A collaborative effort between legendary Soviet gun designers Vasily Degtyaryov (who designed the PTRD anti-tank rifle and DP-28 machine gun) and Gegorgi Shpagin (designer of the PPSh-41), the Degtyaryova-Shpagina Krupnokaliberny is the Soviet equivalent to the M2 Browning. Introduced in 1938, the DShK was the heavy machine gun used by the Soviets in nearly identical roles to the M2 during World War II and onwards, such as an anti-aircraft weapon for tanks and trucks. It was also used in an iconic two-wheeled trolley equipped with a metal shield for heavy infantry support. In the 1970’s, it was largely replaced with the NSV and then later the Kord HMG’s. However, like many Soviet-era Russian weapons it was imported by a number of client states and produced under license, still seeing use in many of them. It has also been popular with insurgent forces, such as the Viet Cong and Provisional IRA. Russian troops nicknamed it "Dushka" (“Sweetie” or “Dearest”) due to the similarity in pronunciation.

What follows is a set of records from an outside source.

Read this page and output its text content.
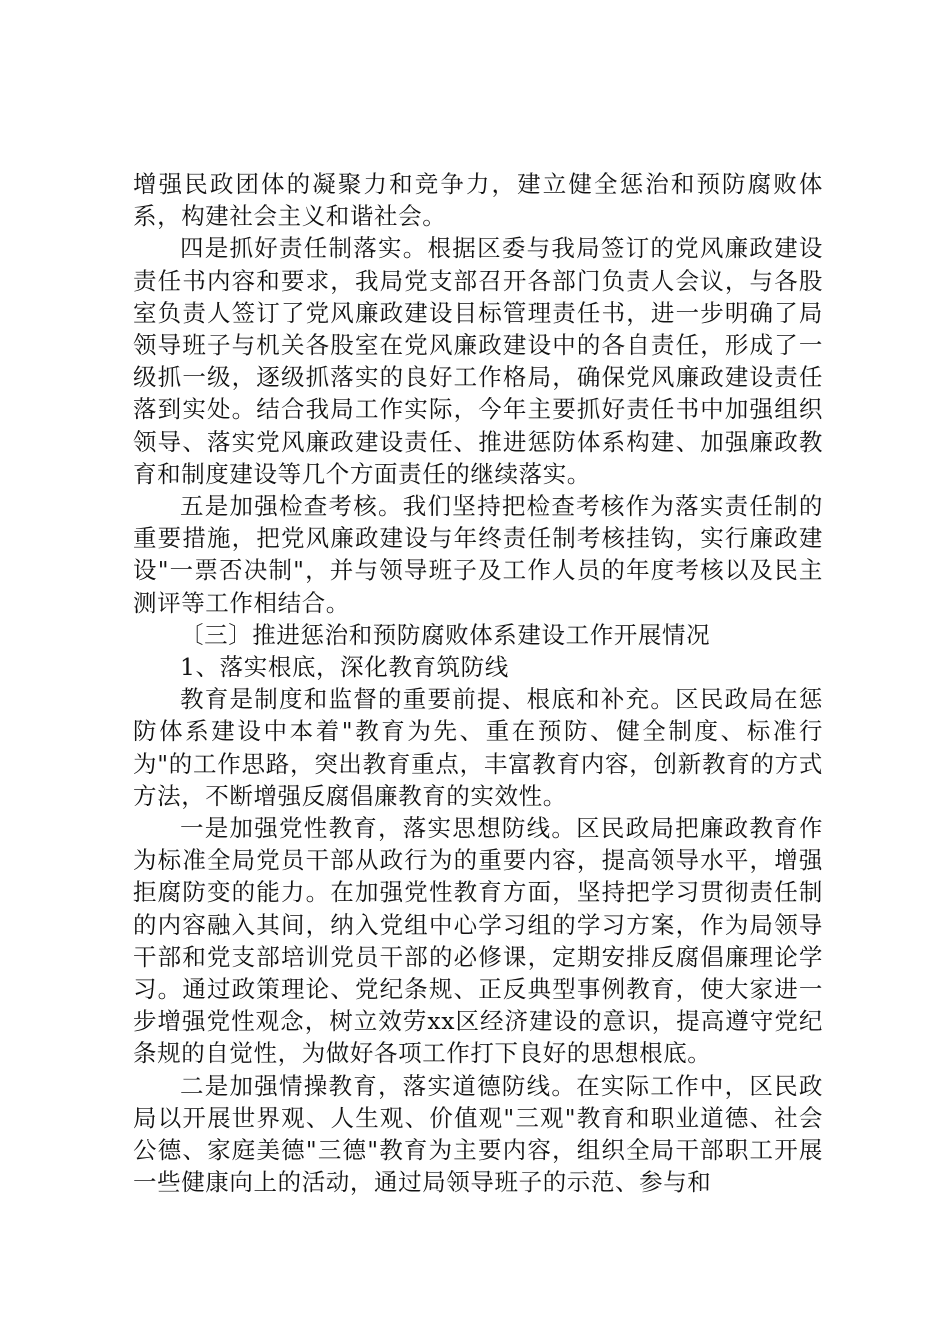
增强民政团体的凝聚力和竞争力，建立健全惩治和预防腐败体系，构建社会主义和谐社会。

四是抓好责任制落实。根据区委与我局签订的党风廉政建设责任书内容和要求，我局党支部召开各部门负责人会议，与各股室负责人签订了党风廉政建设目标管理责任书，进一步明确了局领导班子与机关各股室在党风廉政建设中的各自责任，形成了一级抓一级，逐级抓落实的良好工作格局，确保党风廉政建设责任落到实处。结合我局工作实际，今年主要抓好责任书中加强组织领导、落实党风廉政建设责任、推进惩防体系构建、加强廉政教育和制度建设等几个方面责任的继续落实。

五是加强检查考核。我们坚持把检查考核作为落实责任制的重要措施，把党风廉政建设与年终责任制考核挂钩，实行廉政建设"一票否决制"，并与领导班子及工作人员的年度考核以及民主测评等工作相结合。

〔三〕推进惩治和预防腐败体系建设工作开展情况

1、落实根底，深化教育筑防线

教育是制度和监督的重要前提、根底和补充。区民政局在惩防体系建设中本着"教育为先、重在预防、健全制度、标准行为"的工作思路，突出教育重点，丰富教育内容，创新教育的方式方法，不断增强反腐倡廉教育的实效性。

一是加强党性教育，落实思想防线。区民政局把廉政教育作为标准全局党员干部从政行为的重要内容，提高领导水平，增强拒腐防变的能力。在加强党性教育方面，坚持把学习贯彻责任制的内容融入其间，纳入党组中心学习组的学习方案，作为局领导干部和党支部培训党员干部的必修课，定期安排反腐倡廉理论学习。通过政策理论、党纪条规、正反典型事例教育，使大家进一步增强党性观念，树立效劳xx区经济建设的意识，提高遵守党纪条规的自觉性，为做好各项工作打下良好的思想根底。

二是加强情操教育，落实道德防线。在实际工作中，区民政局以开展世界观、人生观、价值观"三观"教育和职业道德、社会公德、家庭美德"三德"教育为主要内容，组织全局干部职工开展一些健康向上的活动，通过局领导班子的示范、参与和
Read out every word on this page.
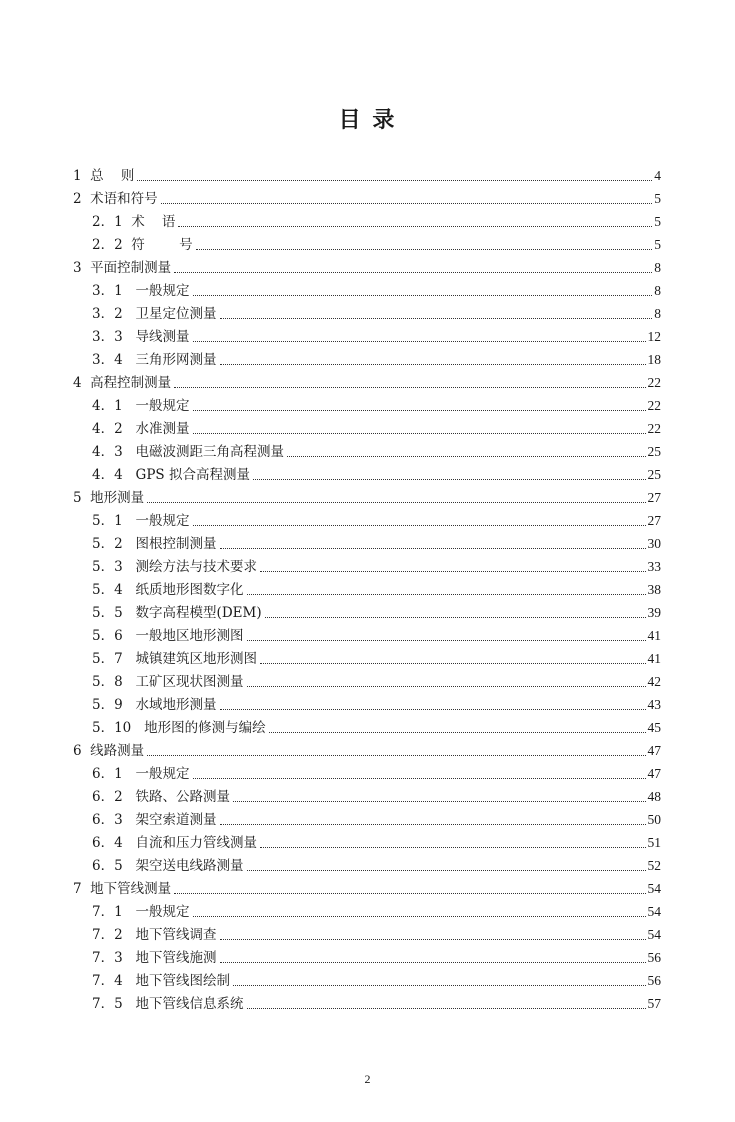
目 录
1  总    则	4
2  术语和符号	5
2．1  术    语	5
2．2  符        号	5
3  平面控制测量	8
3．1   一般规定	8
3．2   卫星定位测量	8
3．3   导线测量	12
3．4   三角形网测量	18
4  高程控制测量	22
4．1   一般规定	22
4．2   水准测量	22
4．3   电磁波测距三角高程测量	25
4．4   GPS 拟合高程测量	25
5  地形测量	27
5．1   一般规定	27
5．2   图根控制测量	30
5．3   测绘方法与技术要求	33
5．4   纸质地形图数字化	38
5．5   数字高程模型(DEM)	39
5．6   一般地区地形测图	41
5．7   城镇建筑区地形测图	41
5．8   工矿区现状图测量	42
5．9   水域地形测量	43
5．10   地形图的修测与编绘	45
6  线路测量	47
6．1   一般规定	47
6．2   铁路、公路测量	48
6．3   架空索道测量	50
6．4   自流和压力管线测量	51
6．5   架空送电线路测量	52
7  地下管线测量	54
7．1   一般规定	54
7．2   地下管线调查	54
7．3   地下管线施测	56
7．4   地下管线图绘制	56
7．5   地下管线信息系统	57
2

- Used in many films that depicts Soviet or Soviet-allied forces, either a prop version of the real thing or a dressed up M2 or other large machine gun.
- Used by John Rambo in both Rambo II and III, captured and turned against Soviet forces in both films.
- The invading Soviets in Red Dawn have DShK’s mounted on their vehicles.
- R.U.F rebels mounted them on pickup-trucks in Blood Diamond, and so did the Somalis in Black Hawk Down.
- The soldiers of Hotel Moscow use one mounted on a truck in Black Lagoon.
The standard light machine gun of the British Empire and Commonwealth nations in World War II, and remained in limited use all the way into the early 1990s and was kept in reserve until 2006. Easily recognized by its distinctive top-mounted removable box magazine, the Bren was adapted from the less common Czechoslovak ZB vz. 26, with the main alteration being chambering it to the standard .303 British round. The name "Bren" is a contraction of "Brno" (where the Czechoslovak original was developed) and "Enfield" (where the British version was adapted). It's clear that the designers had paid attention to the BAR's shortcomings in the squad support role, as they made sure to include a quick-change barrel. While it was still magazine-fed instead of belt-fed, it used larger 30-round magazines and the top-mounted magazines were much quicker to change, especially when firing prone. After WW 2, the Bren was redesigned to use the 7.62 NATO round, and this version could use the same magazines as the FN FAL.
- Every World War II movie involving a British or Canadian force of at least squad size will have at least one of these present.
- One mook in Lock, Stock and Two Smoking Barrels carries one on the raid of the drug den. Turns out to not only be Awesome Yet Impractical (and this is lampshaded) but its user gets Hoist by His Own Petard when he leaves it unattended.
A general purpose machine gun which has seen usage in too many countries to list here. Generally regarded as the general purpose machine gun, it can be used for infantry support (though it's very heavy for this role) or mounted on tanks, APCs and ships. One unusual aspect of its design is that the safety can only be engaged when the weapon is cocked. Hollywood tends to gloss over this one in favour of the M60 or M249 mainly due to the fact that the US uses the MAG (or M240 if you really want to be pedantic) mainly in the vehicle mounted role.
- Used in Rambo: First Blood Part II mounted on Soviet vehicles, even though it really shouldn't be.
- Turns up in Battle: Los Angeles mounted on vehicles all over the place.
- The first light machine gun available in the multiplayer of Modern Warfare 2. Strangely, despite firing a bigger bullet than the others, it is statistically the weakest LMG in the game.